PCIGR has established a high-precision database of reference materials, together with quality control protocols to monitor accuracy and precision. In parallel, we have investigated the role of leaching, mineralogy and matrix effects on the precision and accuracy of MC-ICP-MS analyses, both for radiogenic and heavy stable isotopes. This work provides a key reference basis for the community and is influencing how researchers conduct their sample preparation and instrumental analyses, and as a result, it is improving inter-laboratory comparisons.
Our new facility was named “nUBC” (Nu + UBC) to commemorate a partnership with Nu Instruments, the company responsible for designing and manufacturing four of the six instruments housed in the laboratories. Nu Instruments will use nUBC as a demonstration and testing facility for North America and as a research & development centre in collaboration with PCIGR scientists and students. nUBC fosters new and improved analytical developments as well as integration with teaching and training.
A recent example highlighting the R&D collaboration and training involved sending two MAGNET PhD students to the Nu Instruments factory in Wrexham, UK. Together with Nu engineers, the students assessed the performance of the Nu Plasma II MC-ICP-MS for Fe isotopes depending on the type of sample introduction (wet vs. dry plasma) and the concentration difference between samples and standards. The tests will be repeated at PCIGR on the same type of mass spectrometer as well as on the Nu Plasma 1700 to determine if the same results are obtained on different instruments and with true high-resolution (NP1700).
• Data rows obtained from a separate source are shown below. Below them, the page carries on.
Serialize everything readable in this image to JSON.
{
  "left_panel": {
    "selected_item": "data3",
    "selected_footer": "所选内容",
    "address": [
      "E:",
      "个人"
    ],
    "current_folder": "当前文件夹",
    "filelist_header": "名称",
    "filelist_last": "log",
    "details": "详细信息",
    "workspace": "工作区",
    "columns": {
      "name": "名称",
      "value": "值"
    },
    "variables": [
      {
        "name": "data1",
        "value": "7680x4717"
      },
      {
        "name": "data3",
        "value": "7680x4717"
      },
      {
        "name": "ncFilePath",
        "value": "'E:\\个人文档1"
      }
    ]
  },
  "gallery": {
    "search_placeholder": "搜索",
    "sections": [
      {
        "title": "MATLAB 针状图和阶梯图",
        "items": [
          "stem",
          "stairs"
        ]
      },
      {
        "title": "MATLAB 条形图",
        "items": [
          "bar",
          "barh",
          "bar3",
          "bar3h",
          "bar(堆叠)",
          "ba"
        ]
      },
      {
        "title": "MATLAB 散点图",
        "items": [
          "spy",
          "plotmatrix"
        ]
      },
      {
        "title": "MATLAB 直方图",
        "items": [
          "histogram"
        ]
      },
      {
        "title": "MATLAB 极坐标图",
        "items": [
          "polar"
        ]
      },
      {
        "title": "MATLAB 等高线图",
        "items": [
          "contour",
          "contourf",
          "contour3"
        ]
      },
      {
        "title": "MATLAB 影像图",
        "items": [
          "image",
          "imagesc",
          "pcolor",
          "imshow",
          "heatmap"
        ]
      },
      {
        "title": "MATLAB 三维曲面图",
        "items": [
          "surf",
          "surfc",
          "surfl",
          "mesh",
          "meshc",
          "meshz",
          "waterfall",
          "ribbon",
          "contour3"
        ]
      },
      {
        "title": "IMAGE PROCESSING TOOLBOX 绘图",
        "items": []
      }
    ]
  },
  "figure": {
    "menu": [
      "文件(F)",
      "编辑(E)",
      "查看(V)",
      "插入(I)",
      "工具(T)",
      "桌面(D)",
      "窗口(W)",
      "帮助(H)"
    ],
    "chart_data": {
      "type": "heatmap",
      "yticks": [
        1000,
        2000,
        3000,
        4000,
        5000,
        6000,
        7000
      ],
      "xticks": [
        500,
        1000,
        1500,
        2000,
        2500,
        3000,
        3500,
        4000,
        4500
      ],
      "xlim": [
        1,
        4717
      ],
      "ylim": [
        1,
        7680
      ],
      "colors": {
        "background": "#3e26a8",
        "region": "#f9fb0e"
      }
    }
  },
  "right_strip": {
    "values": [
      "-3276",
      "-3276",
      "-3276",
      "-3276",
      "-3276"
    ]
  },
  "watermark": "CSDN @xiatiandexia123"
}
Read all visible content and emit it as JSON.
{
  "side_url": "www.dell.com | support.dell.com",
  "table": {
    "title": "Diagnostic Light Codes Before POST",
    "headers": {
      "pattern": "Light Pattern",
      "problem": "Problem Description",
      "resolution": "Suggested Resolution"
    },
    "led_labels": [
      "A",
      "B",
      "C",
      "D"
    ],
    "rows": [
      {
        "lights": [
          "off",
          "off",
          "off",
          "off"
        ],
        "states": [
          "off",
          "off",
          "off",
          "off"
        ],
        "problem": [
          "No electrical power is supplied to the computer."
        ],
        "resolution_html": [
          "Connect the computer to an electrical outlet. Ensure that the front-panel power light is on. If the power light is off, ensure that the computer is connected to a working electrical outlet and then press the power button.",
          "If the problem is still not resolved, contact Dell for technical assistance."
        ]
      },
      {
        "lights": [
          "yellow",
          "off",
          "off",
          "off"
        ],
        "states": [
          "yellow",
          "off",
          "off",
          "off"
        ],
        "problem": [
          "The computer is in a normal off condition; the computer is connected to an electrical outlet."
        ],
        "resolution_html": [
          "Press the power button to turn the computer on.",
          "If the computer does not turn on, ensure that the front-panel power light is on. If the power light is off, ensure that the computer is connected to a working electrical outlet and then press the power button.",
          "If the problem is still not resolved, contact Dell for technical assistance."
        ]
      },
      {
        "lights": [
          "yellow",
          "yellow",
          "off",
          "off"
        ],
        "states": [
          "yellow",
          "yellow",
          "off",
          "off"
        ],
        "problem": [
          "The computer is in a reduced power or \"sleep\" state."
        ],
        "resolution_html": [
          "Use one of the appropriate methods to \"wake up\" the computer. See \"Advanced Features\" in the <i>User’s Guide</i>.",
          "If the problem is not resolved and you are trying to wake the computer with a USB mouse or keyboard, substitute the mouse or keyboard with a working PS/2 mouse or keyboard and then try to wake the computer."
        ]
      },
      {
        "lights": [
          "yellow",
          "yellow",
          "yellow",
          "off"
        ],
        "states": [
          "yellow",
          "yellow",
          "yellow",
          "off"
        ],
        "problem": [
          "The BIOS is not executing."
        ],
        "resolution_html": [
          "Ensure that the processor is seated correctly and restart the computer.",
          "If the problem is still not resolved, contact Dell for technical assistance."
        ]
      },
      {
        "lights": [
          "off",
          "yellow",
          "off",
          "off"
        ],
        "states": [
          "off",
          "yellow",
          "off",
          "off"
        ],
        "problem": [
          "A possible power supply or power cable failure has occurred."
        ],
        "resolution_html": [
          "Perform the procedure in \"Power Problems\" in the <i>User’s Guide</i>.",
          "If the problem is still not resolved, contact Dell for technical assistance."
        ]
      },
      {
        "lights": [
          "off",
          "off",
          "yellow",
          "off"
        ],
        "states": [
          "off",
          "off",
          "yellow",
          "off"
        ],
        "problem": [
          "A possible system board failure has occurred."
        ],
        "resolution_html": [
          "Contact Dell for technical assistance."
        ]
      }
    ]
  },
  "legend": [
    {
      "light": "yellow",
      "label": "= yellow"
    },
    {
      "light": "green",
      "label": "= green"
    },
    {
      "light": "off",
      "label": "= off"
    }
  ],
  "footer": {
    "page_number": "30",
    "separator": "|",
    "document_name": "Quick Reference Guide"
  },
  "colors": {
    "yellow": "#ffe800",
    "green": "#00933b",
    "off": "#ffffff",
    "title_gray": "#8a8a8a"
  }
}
Ultimately, this will lead to better understanding of the mass bias observed during Fe isotope analysis by MC-ICP-MS and improved methodology for user groups around the world.
With the introduction of the new instruments in nUBC, we have designed new experiments, for example to understand the effect of oxide formation on instrumental mass bias. Also, in collaboration with Nu Instruments engineers, we are looking to improve the limits of sensitivity of the instruments.